Dois pedidos de clemência para Cardoso Moreira feitos por Lula da Silva às autoridades de Jacarta em Março de 2005 e Janeiro passado foram recusados pelo presidente indonésio, Susilo Bambang Yudhoyono.
Apesar das duas negativas, Lula da Silva vai apresentar um terceiro pedido de clemência, salientou o Ministério das Relações Exteriores do Brasil, em comunicado.
"O presidente Lula da Silva continua a acompanhar atentamente o assunto e determinou que se examine a viabilidade da adopção de medidas adicionais", lê-se no comunicado.
"Nesse sentido, a Embaixada em Jacarta está em contacto com a advogada do senhor Archer, tendo em vista a possibilidade de apresentação de novo pedido de clemência.
Tão logo a sentença seja comunicada oficialmente ao senhor Marco Archer, o que, segundo se prevê, ocorrerá durante a próxima semana, tal pedido deverá ser apresentado", acrescenta.
O comunicado realça igualmente que, desde a prisão de Marco Archer Cardoso Moreira, em Agosto de 2003, o Governo brasileiro tem acompanhado de perto o andamento do processo e prestado assistência à família.
Nos dois pedidos de clemência anteriores, Lula da Silva reconhecia a "gravidade do crime" de Marco Archer, mas salientava que a pena de morte não existe na legislação brasileira e a "sua aplicação a um compatriota causaria enorme consternação na opinião pública brasileira".

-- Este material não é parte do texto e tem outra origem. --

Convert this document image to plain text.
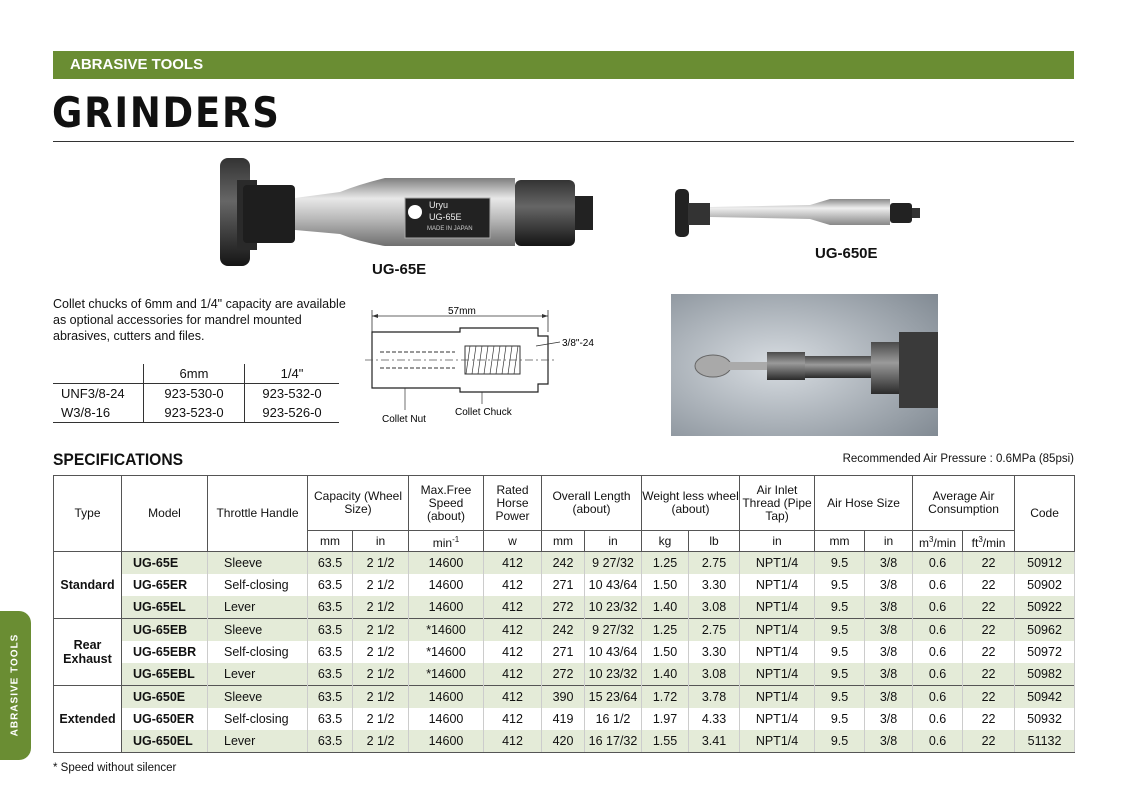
ABRASIVE TOOLS
GRINDERS
ABRASIVE TOOLS
Uryu
UG-65E
MADE IN JAPAN
UG-65E
UG-650E
Collet chucks of 6mm and 1/4" capacity are available as optional accessories for mandrel mounted abrasives, cutters and files.
	6mm	1/4"
UNF3/8-24	923-530-0	923-532-0
W3/8-16	923-523-0	923-526-0
57mm
3/8"-24
Collet Nut
Collet Chuck
SPECIFICATIONS	Recommended Air Pressure : 0.6MPa (85psi)
Type	Model	Throttle Handle	Capacity (Wheel Size)		Max.Free Speed (about)	Rated Horse Power	Overall Length (about)		Weight less wheel (about)		Air Inlet Thread (Pipe Tap)	Air Hose Size		Average Air Consumption		Code
			mm	in	$\min^{-1}$	w	mm	in	kg	lb	in	mm	in	$m^3/\min$	$ft^3/\min$	
Standard	UG-65E	Sleeve	63.5	2 1/2	14600	412	242	9 27/32	1.25	2.75	NPT1/4	9.5	3/8	0.6	22	50912
	UG-65ER	Self-closing	63.5	2 1/2	14600	412	271	10 43/64	1.50	3.30	NPT1/4	9.5	3/8	0.6	22	50902
	UG-65EL	Lever	63.5	2 1/2	14600	412	272	10 23/32	1.40	3.08	NPT1/4	9.5	3/8	0.6	22	50922
Rear
Exhaust	UG-65EB	Sleeve	63.5	2 1/2	*14600	412	242	9 27/32	1.25	2.75	NPT1/4	9.5	3/8	0.6	22	50962
	UG-65EBR	Self-closing	63.5	2 1/2	*14600	412	271	10 43/64	1.50	3.30	NPT1/4	9.5	3/8	0.6	22	50972
	UG-65EBL	Lever	63.5	2 1/2	*14600	412	272	10 23/32	1.40	3.08	NPT1/4	9.5	3/8	0.6	22	50982
Extended	UG-650E	Sleeve	63.5	2 1/2	14600	412	390	15 23/64	1.72	3.78	NPT1/4	9.5	3/8	0.6	22	50942
	UG-650ER	Self-closing	63.5	2 1/2	14600	412	419	16 1/2	1.97	4.33	NPT1/4	9.5	3/8	0.6	22	50932
	UG-650EL	Lever	63.5	2 1/2	14600	412	420	16 17/32	1.55	3.41	NPT1/4	9.5	3/8	0.6	22	51132
* Speed without silencer
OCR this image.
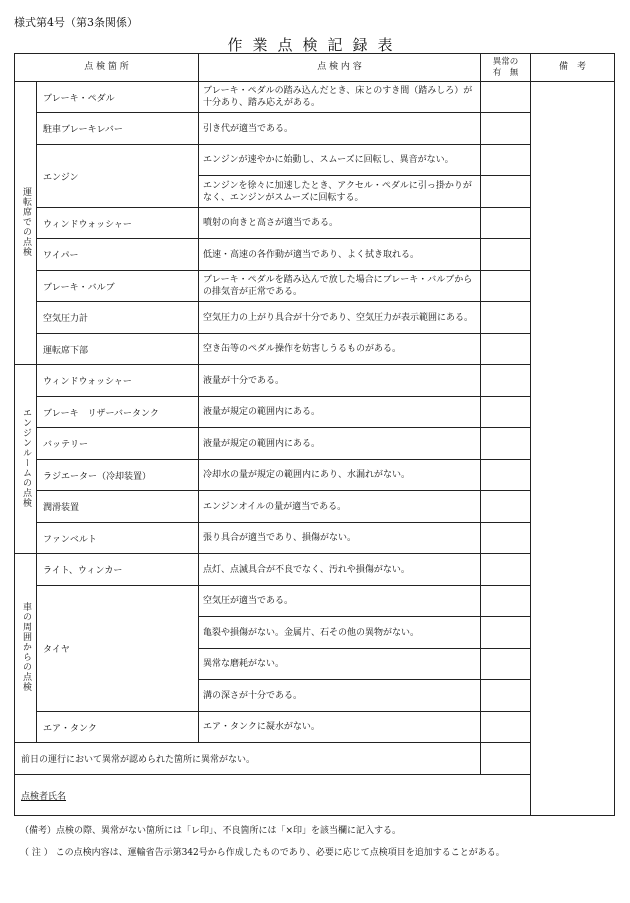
様式第4号（第3条関係）
作業点検記録表
点 検 箇 所		点 検 内 容	異常の
有　無	備　考
運転席での点検	ブレーキ・ペダル	ブレーキ・ペダルの踏み込んだとき、床とのすき間（踏みしろ）が十分あり、踏み応えがある。		
	駐車ブレーキレバー	引き代が適当である。		
	エンジン	エンジンが速やかに始動し、スムーズに回転し、異音がない。		
		エンジンを徐々に加速したとき、アクセル・ペダルに引っ掛かりがなく、エンジンがスムーズに回転する。		
	ウィンドウォッシャー	噴射の向きと高さが適当である。		
	ワイパー	低速・高速の各作動が適当であり、よく拭き取れる。		
	ブレーキ・バルブ	ブレーキ・ペダルを踏み込んで放した場合にブレーキ・バルブからの排気音が正常である。		
	空気圧力計	空気圧力の上がり具合が十分であり、空気圧力が表示範囲にある。		
	運転席下部	空き缶等のペダル操作を妨害しうるものがある。		
エンジンルームの点検	ウィンドウォッシャー	液量が十分である。		
	ブレーキ　リザーバータンク	液量が規定の範囲内にある。		
	バッテリー	液量が規定の範囲内にある。		
	ラジエーター（冷却装置）	冷却水の量が規定の範囲内にあり、水漏れがない。		
	潤滑装置	エンジンオイルの量が適当である。		
	ファンベルト	張り具合が適当であり、損傷がない。		
車の周囲からの点検	ライト、ウィンカー	点灯、点滅具合が不良でなく、汚れや損傷がない。		
	タイヤ	空気圧が適当である。		
		亀裂や損傷がない。金属片、石その他の異物がない。		
		異常な磨耗がない。		
		溝の深さが十分である。		
	エア・タンク	エア・タンクに凝水がない。		
前日の運行において異常が認められた箇所に異常がない。				
点検者氏名				
（備考）点検の際、異常がない箇所には「レ印」、不良箇所には「×印」を該当欄に記入する。
（ 注 ） この点検内容は、運輸省告示第342号から作成したものであり、必要に応じて点検項目を追加することがある。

Marco Archer Cardoso Moreira foi condenado à morte por um tribunal indonésio em Junho de 2004 por ter tentado introduzir na Indonésia 13,4 quilos de cocaína que levava escondida no estômago, em Agosto de 2003.
A Indonésia tem uma legislação muito severa para os delitos de tráfico de estupefacientes, que contempla a pena de morte para os casos mais graves.
Das cerca de 30 pessoas que aguardam a sua execução na Indonésia, a maioria foi condenada por tráfico de droga.